Late Cenozoic Evolution of the Peloponnesus, Greece

Emmanuel Skourtsos
Abstract: 

The arcuate orogen of the Aegean Arc resulted from a continuous northward subduction of the African plate below the southern margin of Eurasia during the Cretaceous and the entire Cenozoic. The External Hellenides, the frontal part of the Arc, is a nappe pile representing of basinal and carbonate platforms palaeogeographic domains which were stacked during the Late Oligocene – Early Miocene. In Peloponnese and Crete syn-convergence exhumation formed low-angle normal faults that separate high‐pressure rocks in their footwall from non‐metamorphosed rocks in the hanging wall while a younger episode of high-angle normal faulting formed a series of tectonic grabens filled mainly by terrestrial sediments.

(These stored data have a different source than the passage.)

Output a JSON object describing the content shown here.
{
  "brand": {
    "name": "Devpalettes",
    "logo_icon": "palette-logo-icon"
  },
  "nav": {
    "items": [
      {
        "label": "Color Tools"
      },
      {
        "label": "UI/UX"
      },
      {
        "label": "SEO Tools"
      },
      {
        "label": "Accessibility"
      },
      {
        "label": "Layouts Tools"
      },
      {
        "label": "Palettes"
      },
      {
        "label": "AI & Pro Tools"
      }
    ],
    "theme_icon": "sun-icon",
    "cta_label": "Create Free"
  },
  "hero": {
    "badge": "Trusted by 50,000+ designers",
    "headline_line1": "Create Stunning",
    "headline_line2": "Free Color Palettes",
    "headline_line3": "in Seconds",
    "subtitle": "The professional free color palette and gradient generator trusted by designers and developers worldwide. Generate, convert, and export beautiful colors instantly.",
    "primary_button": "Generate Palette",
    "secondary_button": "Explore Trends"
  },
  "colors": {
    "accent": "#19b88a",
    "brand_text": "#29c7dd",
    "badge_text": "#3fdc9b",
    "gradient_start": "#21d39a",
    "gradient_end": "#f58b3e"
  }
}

Peloponnesus offers very good sections of those late Cenozoic extensional episodes and of the transition of the Upper Oligocene – Lower Miocene fold-and-thrust-belt to the extensional domains. So, in this contribution the following topics will be described and discussed:

a) Stratigraphy, age, structure and metamorphism for each of the tectonic units.

b) The geometry and kinematics of the extensional structures and their implications for the emplacement of the upper nappes onto the lower ones.

c) The high-angle normal faulting and the evolution of the related extensional basins.

d) The tectonic stress regime during the Quaternary.

e) A reconstruction of the possible geometry of this part of the Aegean Arc.